Le "ragazze e i ragazzi", che hanno frequentato il liceo Classico "Giosuè Carducci" negli anni scolastici 1961-1966, si sono riuniti ancora una volta per conservare una consuetudine che risale al 1986, mai interrotta e per ritrovare la gioia e le emozioni dello stare insieme. Hanno voluto condividere i momenti più significativi di una vita trascorsa nella scuola e fuori della scuola, che hanno lasciato tracce indelebili nella memoria. «L'ultimo incontro si era tenuto a Montecassino nel gennaio del 2018 - raccontano Ermisio Mazzocchi e Mena Di Cicco - aveva dom Donato Ogliari. Un incontro diverso dagli altri perché arricchito da iniziative di grande interesse, avvenuto in un importante contesto culturale, storico e artistico».

Il Covid19 ha interrotto la tradizione, ma quest'anno i compagni di classe si sono ritrovati. L'esperienza positiva del 2018 ha invogliato tutti a ritornare a Montecassino, che rappresenta per la comunità del cassinate un legame identitario e per l'intera umanità un punto di riferimento rilevante della cultura e un simbolo di rinascita e di profonda solidarietà. «L'evento, che ha come fine quello di rinsaldare un'antica amicizia, vuole avere anche il significato di un messaggio per la pace - evidenziano Mazzocchi e Di Cicco - Tale vuole essere l'intento delle "ragazze e dei ragazzi" degli anni sessanta».

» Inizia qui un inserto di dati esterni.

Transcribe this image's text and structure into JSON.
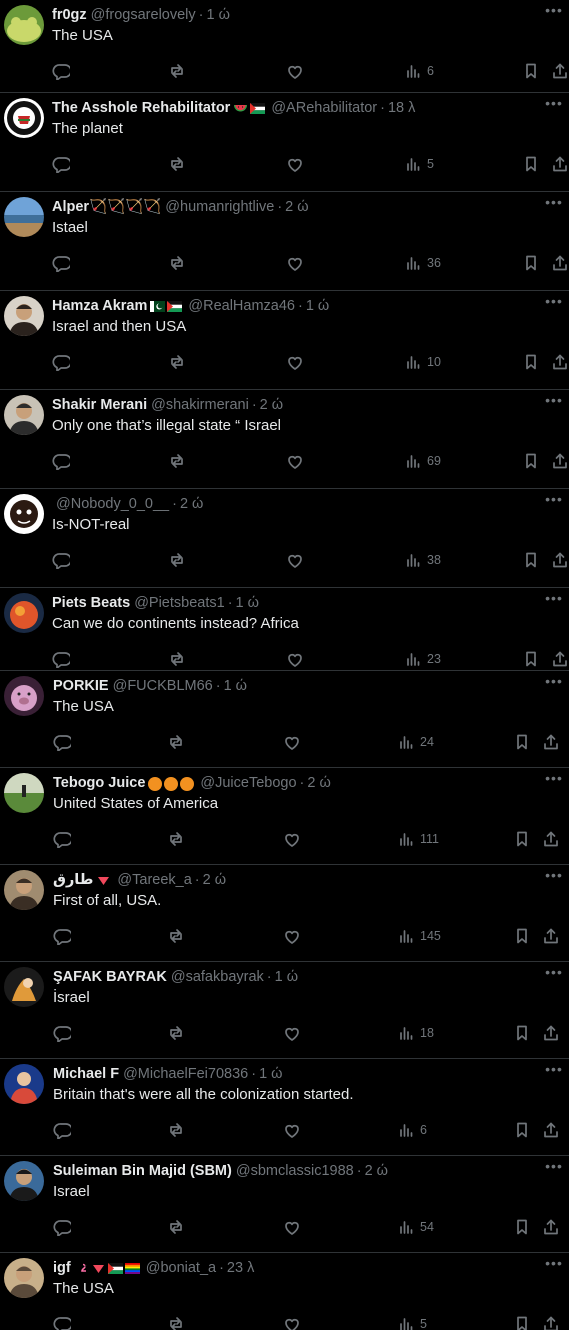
{
  "tweets": [
    {
      "name": "fr0gz",
      "badges": [],
      "handle": "@frogsarelovely",
      "sep": "·",
      "time": "1 ώ",
      "text": "The USA",
      "views": "6",
      "avatar": "frog",
      "colors": [
        "#c9d86a",
        "#6c9a3a"
      ]
    },
    {
      "name": "The Asshole Rehabilitator",
      "badges": [
        "watermelon",
        "palestine-flag"
      ],
      "handle": "@ARehabilitator",
      "sep": "·",
      "time": "18 λ",
      "text": "The planet",
      "views": "5",
      "avatar": "logo",
      "colors": [
        "#ffffff",
        "#111111"
      ]
    },
    {
      "name": "Alper🏹🏹🏹🏹",
      "badges": [],
      "handle": "@humanrightlive",
      "sep": "·",
      "time": "2 ώ",
      "text": "Istael",
      "views": "36",
      "avatar": "beach",
      "colors": [
        "#6fa3d8",
        "#b08a5a"
      ]
    },
    {
      "name": "Hamza Akram",
      "badges": [
        "pakistan-flag",
        "palestine-flag"
      ],
      "handle": "@RealHamza46",
      "sep": "·",
      "time": "1 ώ",
      "text": "Israel and then USA",
      "views": "10",
      "avatar": "person",
      "colors": [
        "#d8d2c8",
        "#2a221d"
      ]
    },
    {
      "name": "Shakir Merani",
      "badges": [],
      "handle": "@shakirmerani",
      "sep": "·",
      "time": "2 ώ",
      "text": "Only one that’s illegal state “ Israel",
      "views": "69",
      "avatar": "person",
      "colors": [
        "#c8c2b6",
        "#2c2c2c"
      ]
    },
    {
      "name": "",
      "badges": [],
      "handle": "@Nobody_0_0__",
      "sep": "·",
      "time": "2 ώ",
      "text": "Is-NOT-real",
      "views": "38",
      "avatar": "cartoon",
      "colors": [
        "#ffffff",
        "#2b1a12"
      ]
    },
    {
      "name": "Piets Beats",
      "badges": [],
      "handle": "@Pietsbeats1",
      "sep": "·",
      "time": "1 ώ",
      "text": "Can we do continents instead? Africa",
      "views": "23",
      "avatar": "planet",
      "colors": [
        "#1a2a44",
        "#e0552a"
      ]
    },
    {
      "name": "PORKIE",
      "badges": [],
      "handle": "@FUCKBLM66",
      "sep": "·",
      "time": "1 ώ",
      "text": "The USA",
      "views": "24",
      "avatar": "pig",
      "colors": [
        "#3a2036",
        "#d8a0c8"
      ]
    },
    {
      "name": "Tebogo Juice",
      "badges": [
        "orange",
        "orange",
        "orange"
      ],
      "handle": "@JuiceTebogo",
      "sep": "·",
      "time": "2 ώ",
      "text": "United States of America",
      "views": "111",
      "avatar": "field",
      "colors": [
        "#5a8a3a",
        "#cfd8c0"
      ]
    },
    {
      "name": "طارق",
      "badges": [
        "red-triangle"
      ],
      "handle": "@Tareek_a",
      "sep": "·",
      "time": "2 ώ",
      "text": "First of all, USA.",
      "views": "145",
      "avatar": "person",
      "colors": [
        "#a08c70",
        "#3a2e24"
      ]
    },
    {
      "name": "ŞAFAK BAYRAK",
      "badges": [],
      "handle": "@safakbayrak",
      "sep": "·",
      "time": "1 ώ",
      "text": "İsrael",
      "views": "18",
      "avatar": "fire",
      "colors": [
        "#1b1b1b",
        "#e09a3a"
      ]
    },
    {
      "name": "Michael F",
      "badges": [],
      "handle": "@MichaelFei70836",
      "sep": "·",
      "time": "1 ώ",
      "text": "Britain that's were all the colonization started.",
      "views": "6",
      "avatar": "blue",
      "colors": [
        "#1a3a8a",
        "#d84a3a"
      ]
    },
    {
      "name": "Suleiman Bin Majid (SBM)",
      "badges": [],
      "handle": "@sbmclassic1988",
      "sep": "·",
      "time": "2 ώ",
      "text": "Israel",
      "views": "54",
      "avatar": "person",
      "colors": [
        "#3a6a9a",
        "#1a1a1a"
      ]
    },
    {
      "name": "igf",
      "badges": [
        "flamingo",
        "red-triangle",
        "palestine-flag",
        "rainbow-flag"
      ],
      "handle": "@boniat_a",
      "sep": "·",
      "time": "23 λ",
      "text": "The USA",
      "views": "5",
      "avatar": "person",
      "colors": [
        "#c8b08a",
        "#5a4a3a"
      ]
    }
  ],
  "icons": {
    "reply": "reply-icon",
    "retweet": "retweet-icon",
    "like": "heart-icon",
    "views": "views-icon",
    "bookmark": "bookmark-icon",
    "share": "share-icon",
    "more": "more-icon"
  },
  "colors": {
    "background": "#000000",
    "text": "#e7e9ea",
    "muted": "#71767b",
    "divider": "#2f3336"
  }
}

La loro è una generazione che ha vissuto la rinascita del Paese. Uno sviluppo economico e culturale che ha offerto loro l'opportunità di misurare il valore della pace, di crescere nella democrazia, di ribellarsi a qualsiasi forma di violenza, di rifiutare ogni degenerazione prodotta dalle guerre. La loro voce ha avuto echi in tutto il mondo, soprattutto quando si è gridato contro le distruzioni e le stragi generate dai tanti conflitti. «In quegli anni i giovani inneggiavano agli ideali di pace e di libertà e al rispetto dell'autodeterminazione dei popoli - aggiungono Mazzocchi e Di Cicco - Quegli ideali, forti allora, sono oggi più che mai validi, nel momento in cui si sta vivendo la tragedia della guerra russo-ucraina come anche quella in altre parti del mondo».

L'incontro si è tenuto oggi alle 13 al ristorante "Antica Masseria" all'Albaneta. La natura che ha fatto da cornice si presenta nel momento più esuberante della primavera offrendo uno dei panorami più belli di Montecassino. Questi luoghi durante l'ultimo conflitto mondiale furono completamente devastati dai bombardamenti e il monastero e gli edifici adiacenti ridotti a un cumulo di macerie. La loro rigenerazione, la rivincita della vegetazione, che anno dopo anno si ripropone nel suo splendido rigoglio, e la vittoria degli uomini sulle rovine, testimoniano la certezza che la vita può sempre prevalere.

«Questo evento, oltre ad avere un preciso significato per l'affermazione del valore dell'amicizia, ha rappresentato un'occasione per guardare con più fiducia al futuro e con più serenità alla vita. Una certezza che è necessario offrire alle future generazioni insieme a quel patrimonio di valori, tra i quali fondamentali l'amicizia e il rispetto degli altri, determinanti per creare un mondo in cui regnino l'armonia e la pace - evideziano - Senza di essi l'esistenza risulterebbe sterile e svuotata di ogni gioia.

L'iniziativa, sollecitata da molti, accolta da tutti con piacere, è stata allietata dalla musica e dalle canzoni, dell'amico cantautore Donato Rivieccio. Tra le sue composizioni "Vecchia Cassino" (parole di G. Salveti, musica di D. Rivieccio) ha fatto rivivere le antiche tradizioni di una città che ha subito nel corso degli anni profonde trasformazioni, che è cambiata, ma che rimane nel cuore di tutti. Come pure si vuole mantenere viva quell'amicizia, nata sui banchi di scuola e che si è solidificata nel tempo, e conservare integra una bella e coinvolgente tradizione». E così anche per gli studenti degli anni '60 suona la campanella... ancora una volta.